Friends in Oaxaca Mexico

    I accept this challenge, but what does this responsibility look like. Do I keep watching these documentaries, hoping one will move me to action? What I have been doing is praying for the people in the films. As strange as that sounds, I pray for them because I believe that God cares for them. He sees their circumstances. He's actually there. He loves those warlords, those children, those dictators, and those farmers as much as he loves me. My action today is to allow my heart to be broken for these people. To ask God to give me his heart for people; to show me his heart of mercy, justice, and grace. This way, when I do get a chance to go or an opportunity to help, I will do it whole heartedly with the mind of Christ. 
     

Thursday, January 13, 2011

Introspection: the perfect disguise


     For the past five years, I have been studying man. The human. By no means have I figured out the human race. Possibly a little more confused about it then when I started. The more I studied inner workings, the more depressing and dry life got. Like a black hole, my brain sucked all the life out of the life that God intended for me. Going into this commitment to study, I thought that the opposite would happen. I thought by understanding the world of men (and possibly myself) better, I would understand God better. Backwards, I know, and not my true intention, but this is what it became. But instead of ending up in heaven, I ended up in the hell of myself. No life. Only lies. Confusion. No chance of recovery. This was my world of introspection.

Graduation
     Introspection is kind of like those popular music videos where the music plays forward but the story plays backwards. Life doesn’t stop moving forward, but my heart wants to constantly replay my past. Introspection loves mistakes. It highlights them. Like an echo, they replay over and over and no matter how hard you try to fix it, it always remains. Pain is also a favorite of introspection. The daggers of hurt get shoved deeper and deeper until numbness sets in and you are forced to leave it alone. But they remain to be visited another day, triggered by something a little too close for comfort. See what I mean? Black hole for sure.
           
     Through these visits to the past, we start believing in it. Not in what it could become. Nor do we remember how they were truly redeemed. Rarely do we remember those happy moments because we would rather believe the sad ones.

These lies for me became:

You have no voice, no one wants to hear your thoughts. They only get rolled over like wet asphalt.

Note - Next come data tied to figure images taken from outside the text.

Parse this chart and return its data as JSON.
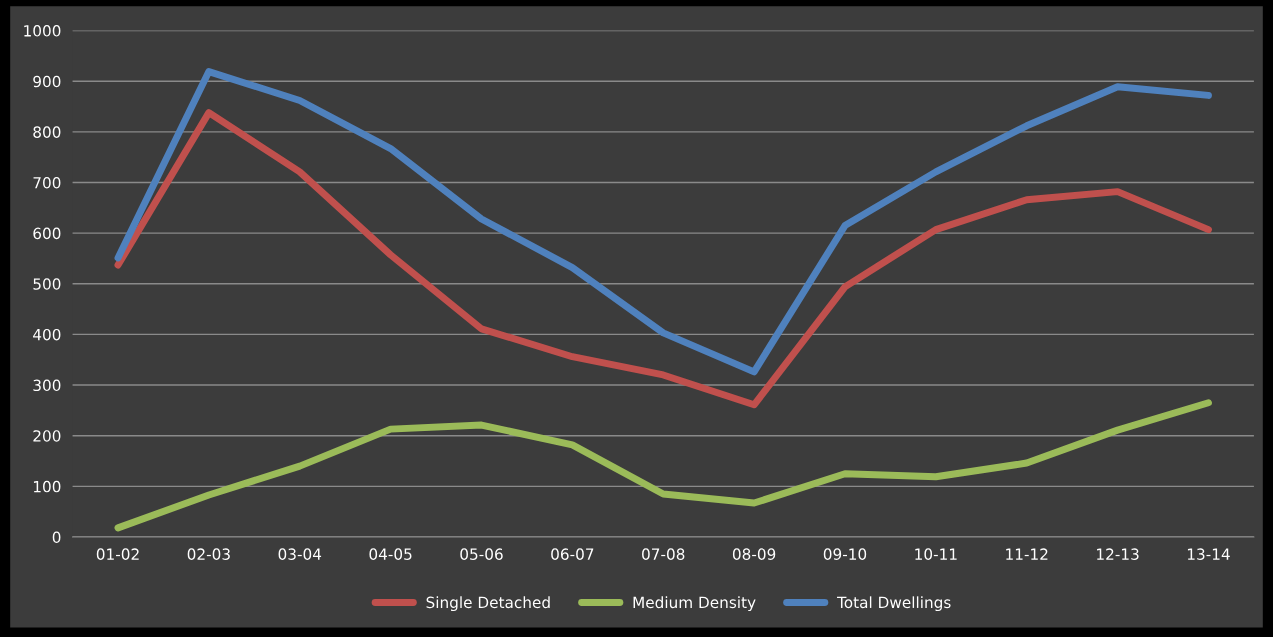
{
  "chart_data": {
    "type": "line",
    "categories": [
      "01-02",
      "02-03",
      "03-04",
      "04-05",
      "05-06",
      "06-07",
      "07-08",
      "08-09",
      "09-10",
      "10-11",
      "11-12",
      "12-13",
      "13-14"
    ],
    "series": [
      {
        "name": "Single Detached",
        "color": "#c0504d",
        "values": [
          537,
          838,
          721,
          557,
          411,
          356,
          320,
          261,
          494,
          607,
          666,
          682,
          607
        ]
      },
      {
        "name": "Medium Density",
        "color": "#9bbb59",
        "values": [
          18,
          83,
          140,
          213,
          221,
          182,
          85,
          67,
          125,
          119,
          146,
          211,
          265
        ]
      },
      {
        "name": "Total Dwellings",
        "color": "#4f81bd",
        "values": [
          551,
          919,
          862,
          767,
          628,
          532,
          403,
          326,
          615,
          721,
          812,
          889,
          872
        ]
      }
    ],
    "ylim": [
      0,
      1000
    ],
    "yticks": [
      0,
      100,
      200,
      300,
      400,
      500,
      600,
      700,
      800,
      900,
      1000
    ],
    "grid": "y",
    "legend": "bottom",
    "marker": "none",
    "line_style": "solid"
  }
}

You are great at starting amazing things, but you will never complete any of them. You may try and it may appear like it on the outside, but you are the master of masks.

You have lots of love for others but its not good enough, it doesn’t make a big enough difference.

All of your pain is your fault. Even if its not, you figure out a way for it to be.

     I will spare you the rest, but you get the idea. Introspection has put me out of commission. Like our pastor said on Sunday, I got 'benched' by this tool of the enemy.

     The thing that gets me here is that all of the things I was believing could very well be true. I accept that reality. But my identity is no longer in those things. My life is found in a new reality. A Kingdom with new rules, new standards of living. LIFE!!


   “But you are a chosen race, a royal priesthood, a holy nation, a people for his own possession, that you may proclaim the excellencies of him who called you out of darkness into his marvelous light. Once you were not a people, but now you are God’s people, once you had not received mercy, but now you have received mercy.” 1 Peter 2:9-12

This is my future… in forward motion.